The entire poem is a lamentation of Biblical quality, in my opinion. It could and perhaps should be scripture. The Jewish people, God’s chosen people, have drunk the black milk. Either the Bible’s Job or Celan’s Shulamith embodies this experience. The difference is that Celan’s Shulamith represents six million, maybe more, exterminated human beings. It pains me to say it, but I find it difficult to disagree with Wiesel’s bitter remark that the victims were abandoned by God and betrayed by humanity.
* * *
Pictures from Ben Gersten’s 2014 trip to Poland as he reads a translation of Idan Raichel’s lyrics to “Mi Ma’Amakim” with the song itself playing in the background
Thanks for this, John. The Celan poem is beyond powerful.
I remember these sentiments from ABEV. They remain grim.

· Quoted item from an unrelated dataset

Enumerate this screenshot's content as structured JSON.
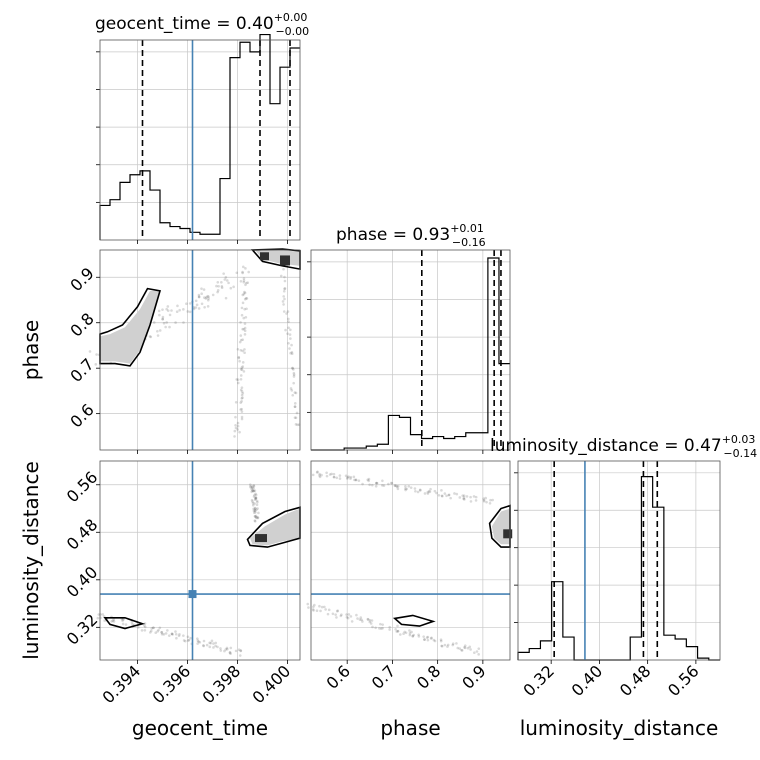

Last night, not even realizing what today was, we watched a powerful Oscar winning documentary, The Lady in number 6. It is the life story of a Jewish holocaust survivor. At 109 years old, she was still lucid and could tell their story. Included in the piece are two other friends who also survived. Each of these women, were the Jews selected to play in the orchestra’s at the camps and for the Germans. It is only 38 minutes long, yet it leaves such a mark on you as the viewer. Today would be a great day to watch it.
Wonderful, John. Thanks.
Finally had the opportunity to read this. Thank you. I suspect the lack of comments reflects the puzzlement of Job’s comforters, who when they first arrive on the scene for their friend, can do nothing more than sit in silence.
People rarely comment on devotional reflections though I have heard some accusations that BCC isn’t devotional enough. Go figure.
Thanks, though, Blair — that means a lot to me.